Ah. The tale was obviously the most common because it painted the survivor in the best possible light following his little “mishap.”
“And now?” She sort of hoped Brannan would tell her the intrepid survivor was at the bottom of the old well too.
If possible, Brannan’s smile grew wider.
“Him? He’s the mayor.”
The large tent Brannan had stopped next to turned out to be a tavern of sorts, with something that looked like a convulsing wolf painted on either side of the entrance. While the Wayfinder was busy overseeing the unloading of the caravan, Sabira and the others went inside.
The interior was hot, dusty, and dim and filled with tables and chairs made from whatever was available—broken bits of crates and wagons, boulders with roughhewn flat surfaces, even the bones of what Sabira surmised were camels, though she didn’t want to look close enough to make sure. A long bar constructed of wooden boxes stood along the far wall, with a warforged who could have been Raff’s twin serving as barkeep.

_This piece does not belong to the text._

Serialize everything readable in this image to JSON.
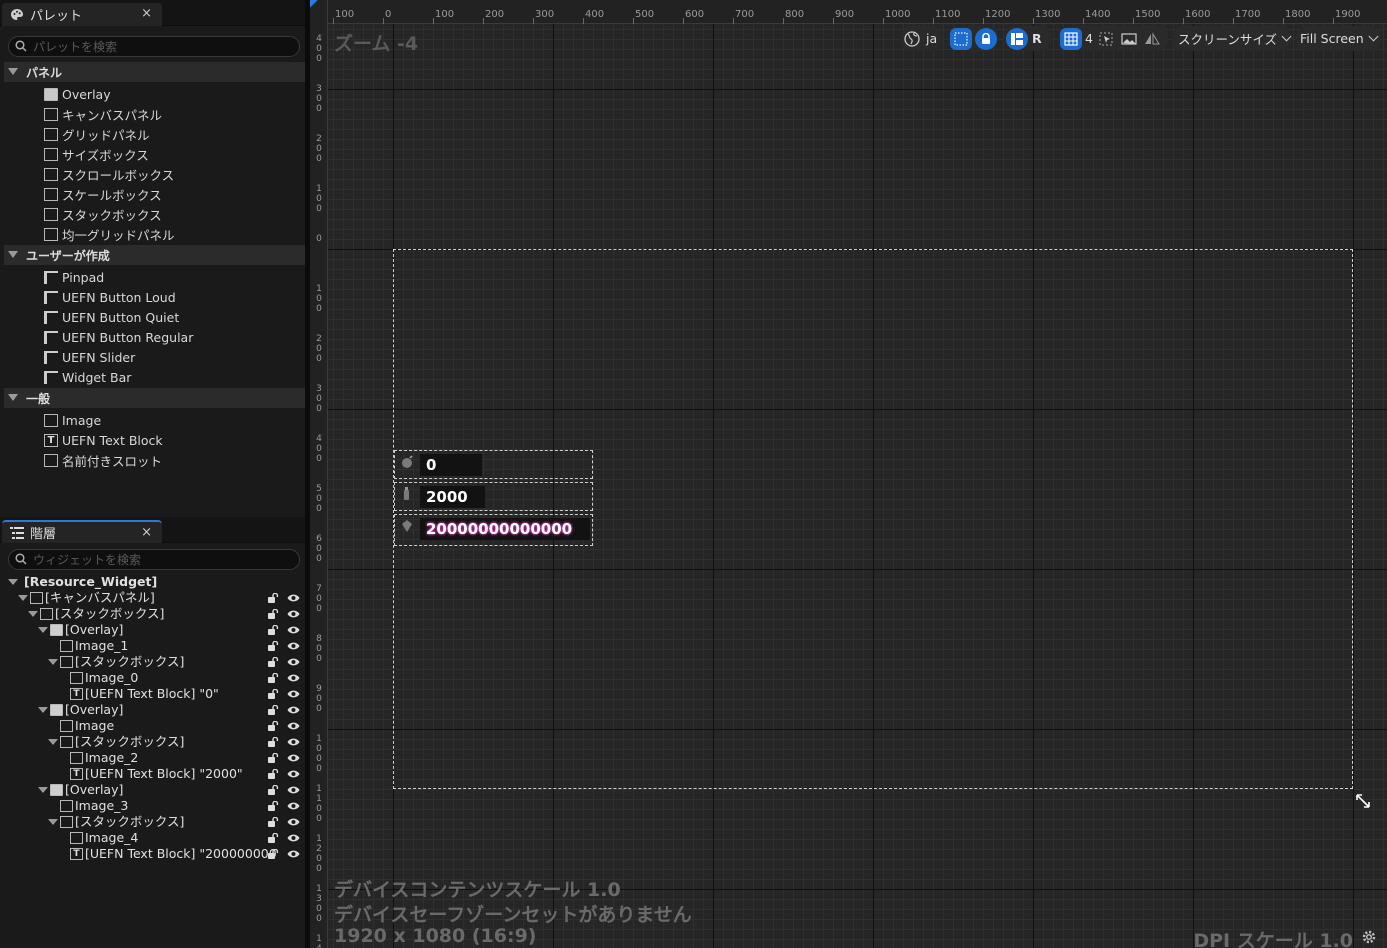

Sabira wasn’t entirely surprised to see that the place was full of soldiers, miners, and scholarly types, even at this hour—the place was probably only habitable from sunset to mid-morning, after all. And as more and more powerful artifacts came out of Tarath Marad, more people would come here to seek their fortunes. In another month’s time, there might well be two such taverns in the sand.

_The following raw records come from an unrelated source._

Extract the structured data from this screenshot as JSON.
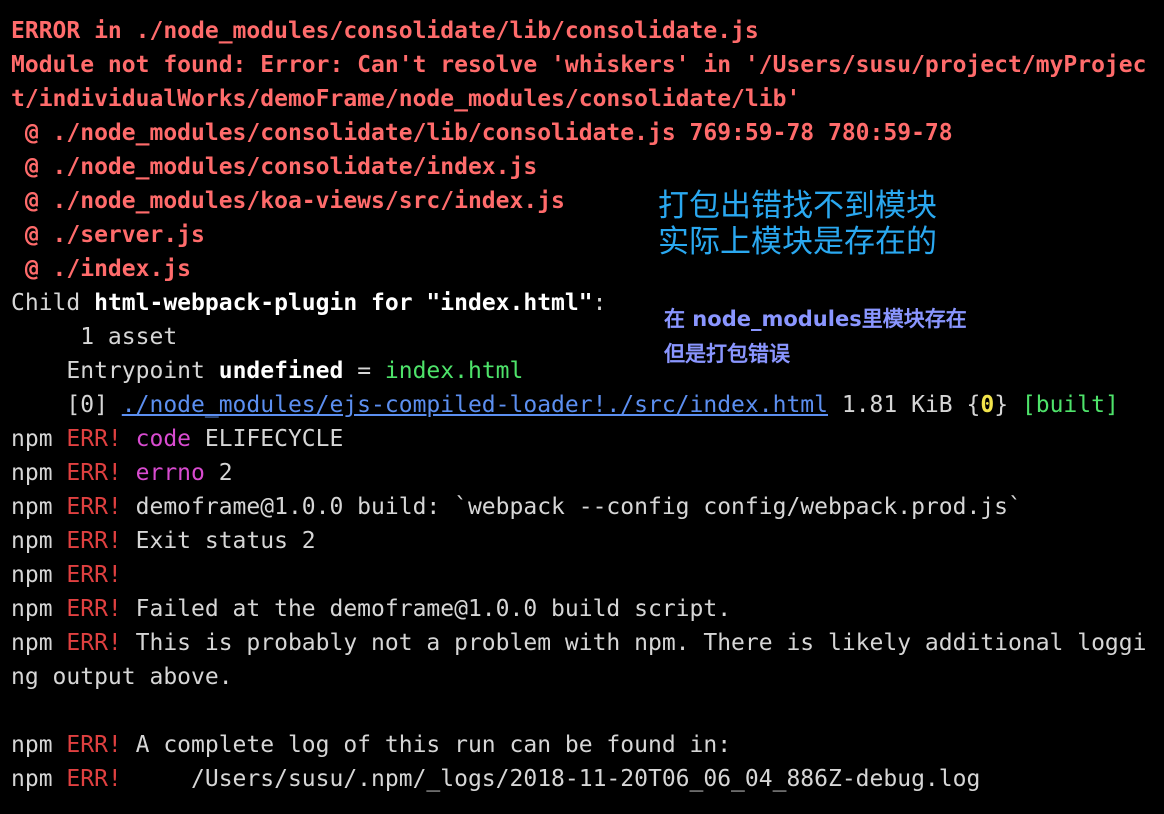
{
  "terminal": {
    "lines": [
      [
        {
          "t": "ERROR in ./node_modules/consolidate/lib/consolidate.js",
          "c": "red bold"
        }
      ],
      [
        {
          "t": "Module not found: Error: Can't resolve 'whiskers' in '/Users/susu/project/myProjec",
          "c": "red bold"
        }
      ],
      [
        {
          "t": "t/individualWorks/demoFrame/node_modules/consolidate/lib'",
          "c": "red bold"
        }
      ],
      [
        {
          "t": " @ ./node_modules/consolidate/lib/consolidate.js 769:59-78 780:59-78",
          "c": "red bold"
        }
      ],
      [
        {
          "t": " @ ./node_modules/consolidate/index.js",
          "c": "red bold"
        }
      ],
      [
        {
          "t": " @ ./node_modules/koa-views/src/index.js",
          "c": "red bold"
        }
      ],
      [
        {
          "t": " @ ./server.js",
          "c": "red bold"
        }
      ],
      [
        {
          "t": " @ ./index.js",
          "c": "red bold"
        }
      ],
      [
        {
          "t": "Child ",
          "c": "white"
        },
        {
          "t": "html-webpack-plugin for \"index.html\"",
          "c": "bright"
        },
        {
          "t": ":",
          "c": "white"
        }
      ],
      [
        {
          "t": "     1 asset",
          "c": "white"
        }
      ],
      [
        {
          "t": "    Entrypoint ",
          "c": "white"
        },
        {
          "t": "undefined",
          "c": "bright"
        },
        {
          "t": " = ",
          "c": "white"
        },
        {
          "t": "index.html",
          "c": "green"
        }
      ],
      [
        {
          "t": "    [0] ",
          "c": "white"
        },
        {
          "t": "./node_modules/ejs-compiled-loader!./src/index.html",
          "c": "link"
        },
        {
          "t": " 1.81 KiB {",
          "c": "white"
        },
        {
          "t": "0",
          "c": "yellow"
        },
        {
          "t": "} ",
          "c": "white"
        },
        {
          "t": "[built]",
          "c": "green"
        }
      ],
      [
        {
          "t": "npm ",
          "c": "white"
        },
        {
          "t": "ERR!",
          "c": "darkred"
        },
        {
          "t": " ",
          "c": "white"
        },
        {
          "t": "code",
          "c": "magenta"
        },
        {
          "t": " ELIFECYCLE",
          "c": "white"
        }
      ],
      [
        {
          "t": "npm ",
          "c": "white"
        },
        {
          "t": "ERR!",
          "c": "darkred"
        },
        {
          "t": " ",
          "c": "white"
        },
        {
          "t": "errno",
          "c": "magenta"
        },
        {
          "t": " 2",
          "c": "white"
        }
      ],
      [
        {
          "t": "npm ",
          "c": "white"
        },
        {
          "t": "ERR!",
          "c": "darkred"
        },
        {
          "t": " demoframe@1.0.0 build: `webpack --config config/webpack.prod.js`",
          "c": "white"
        }
      ],
      [
        {
          "t": "npm ",
          "c": "white"
        },
        {
          "t": "ERR!",
          "c": "darkred"
        },
        {
          "t": " Exit status 2",
          "c": "white"
        }
      ],
      [
        {
          "t": "npm ",
          "c": "white"
        },
        {
          "t": "ERR!",
          "c": "darkred"
        }
      ],
      [
        {
          "t": "npm ",
          "c": "white"
        },
        {
          "t": "ERR!",
          "c": "darkred"
        },
        {
          "t": " Failed at the demoframe@1.0.0 build script.",
          "c": "white"
        }
      ],
      [
        {
          "t": "npm ",
          "c": "white"
        },
        {
          "t": "ERR!",
          "c": "darkred"
        },
        {
          "t": " This is probably not a problem with npm. There is likely additional loggi",
          "c": "white"
        }
      ],
      [
        {
          "t": "ng output above.",
          "c": "white"
        }
      ],
      [],
      [
        {
          "t": "npm ",
          "c": "white"
        },
        {
          "t": "ERR!",
          "c": "darkred"
        },
        {
          "t": " A complete log of this run can be found in:",
          "c": "white"
        }
      ],
      [
        {
          "t": "npm ",
          "c": "white"
        },
        {
          "t": "ERR!",
          "c": "darkred"
        },
        {
          "t": "     /Users/susu/.npm/_logs/2018-11-20T06_06_04_886Z-debug.log",
          "c": "white"
        }
      ]
    ]
  },
  "annotations": {
    "primary_line1": "打包出错找不到模块",
    "primary_line2": "实际上模块是存在的",
    "secondary_line1": "在 node_modules里模块存在",
    "secondary_line2": "但是打包错误"
  },
  "colors": {
    "background": "#000000",
    "error_text": "#ff6b6b",
    "npm_err": "#e04040",
    "keyword": "#d94bd0",
    "success": "#4ee36a",
    "chunk_id": "#f2e44b",
    "link": "#5c8ff0",
    "annotation_primary": "#2aa8f0",
    "annotation_secondary": "#8a96ff"
  }
}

A bored-looking shifter woman swayed to a kobold’s pipe on a shoddily-constructed stage opposite the bar—the tavern’s namesak
e, no doubt. The patrons appeared to pay her little mind, but whenever she missed a step, rocks flew from several points inside the tent, causing her to bob and weave in a much more lively imitation of actual dancing.
Sabira found the one open table and waved to what she hoped was a server as the others took what passed for seats on either side of her. When the harried gnome reached them, she didn’t ask them what they wanted, just dumped three mugs in front of them, then stuck out her hand expectantly.

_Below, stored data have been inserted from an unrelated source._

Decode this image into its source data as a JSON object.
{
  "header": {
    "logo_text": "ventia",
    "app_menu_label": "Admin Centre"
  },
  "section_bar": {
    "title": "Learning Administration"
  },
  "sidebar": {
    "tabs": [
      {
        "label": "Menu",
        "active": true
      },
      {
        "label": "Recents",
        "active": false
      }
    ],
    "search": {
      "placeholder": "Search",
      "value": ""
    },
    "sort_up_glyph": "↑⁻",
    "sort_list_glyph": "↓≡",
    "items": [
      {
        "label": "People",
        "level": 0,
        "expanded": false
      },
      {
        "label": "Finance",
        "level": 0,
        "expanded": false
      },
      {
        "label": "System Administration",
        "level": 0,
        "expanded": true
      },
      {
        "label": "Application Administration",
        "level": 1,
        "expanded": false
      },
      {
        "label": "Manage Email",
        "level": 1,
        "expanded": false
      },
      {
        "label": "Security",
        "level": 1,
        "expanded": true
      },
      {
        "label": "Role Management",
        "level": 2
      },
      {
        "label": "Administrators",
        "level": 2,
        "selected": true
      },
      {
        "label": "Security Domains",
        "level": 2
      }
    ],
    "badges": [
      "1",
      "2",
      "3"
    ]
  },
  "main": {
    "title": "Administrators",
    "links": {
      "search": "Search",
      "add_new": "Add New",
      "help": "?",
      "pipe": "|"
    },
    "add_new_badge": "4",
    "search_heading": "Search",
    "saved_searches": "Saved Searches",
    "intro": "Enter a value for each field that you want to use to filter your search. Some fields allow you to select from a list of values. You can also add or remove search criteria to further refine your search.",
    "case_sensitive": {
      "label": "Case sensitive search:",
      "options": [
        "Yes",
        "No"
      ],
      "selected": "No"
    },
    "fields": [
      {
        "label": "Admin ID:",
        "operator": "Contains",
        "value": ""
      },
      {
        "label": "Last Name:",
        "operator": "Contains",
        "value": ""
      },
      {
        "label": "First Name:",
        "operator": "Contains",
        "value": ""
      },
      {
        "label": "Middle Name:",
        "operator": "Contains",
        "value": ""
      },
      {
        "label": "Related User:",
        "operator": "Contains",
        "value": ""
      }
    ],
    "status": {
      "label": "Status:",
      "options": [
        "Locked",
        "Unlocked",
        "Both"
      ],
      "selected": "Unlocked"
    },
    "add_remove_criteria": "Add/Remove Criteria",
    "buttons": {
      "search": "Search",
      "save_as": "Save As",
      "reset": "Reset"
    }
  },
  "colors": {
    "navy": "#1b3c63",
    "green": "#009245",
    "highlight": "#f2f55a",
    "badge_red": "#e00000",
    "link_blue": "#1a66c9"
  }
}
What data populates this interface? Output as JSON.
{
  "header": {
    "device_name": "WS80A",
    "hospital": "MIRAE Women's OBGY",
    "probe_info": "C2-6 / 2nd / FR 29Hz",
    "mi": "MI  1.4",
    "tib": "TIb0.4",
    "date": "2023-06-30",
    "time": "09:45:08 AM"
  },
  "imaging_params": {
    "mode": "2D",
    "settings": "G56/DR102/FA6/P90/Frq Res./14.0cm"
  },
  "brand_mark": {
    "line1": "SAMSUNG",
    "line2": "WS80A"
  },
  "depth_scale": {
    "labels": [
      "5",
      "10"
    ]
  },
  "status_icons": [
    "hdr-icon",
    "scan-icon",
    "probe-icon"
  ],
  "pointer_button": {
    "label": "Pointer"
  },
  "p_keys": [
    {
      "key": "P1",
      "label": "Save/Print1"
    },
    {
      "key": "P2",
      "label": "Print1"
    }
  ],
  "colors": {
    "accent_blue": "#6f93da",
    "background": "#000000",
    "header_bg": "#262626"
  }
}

“What’s this?” Greddark asked, sniffing at the rim with a grimace of distaste. Sabira was willing to bet it wasn’t sweet mint tea.
“Tainted Well—house brew. All we got left till the next shipment comes in from Stormreach. Four coppers each. Got some oil for the ’forged if he wants, but that’s a full sovereign.”
Jester politely declined as the others dug out the required amount of coin. After the gnome had left, they looked at each other, no one wanting to be the first to try the foul-smelling concoction.
“It’s not a very auspicious name,” Jester remarked unhelpfully. Sabira decided this probably wasn’t the time to share with them the story of how that name had come about.
“Well, then it matches everything else about this trip,” she said wryly. “Bottoms up.”
The others followed half a breath after her, upending their mugs and swallowing. Sabira had braced herself for a taste to match the smell, but the ale was smooth, going down like velvet with a pleasant earthy flavor and a warm finish.
“Mushrooms,” Greddark said decisively. “And cactus sap, if I’m not mistaken. Probably the flowers too. Could use some ironspice to liven it up, but it’s not bad. Not bad at all.” He wiped his mouth with the back of his fist and signaled for another.
“Might want to slow down there, mate,” a man at the neighboring table said—a Vadalis, judging from the quick glimpse Sabira got of the dragonmark on his neck before his long blond hair fell forward to cover it. Probably a handler for the magebred camels; if Brannan used them, it stood to reason other expeditions did too. “Stuff’s more potent than it looks.”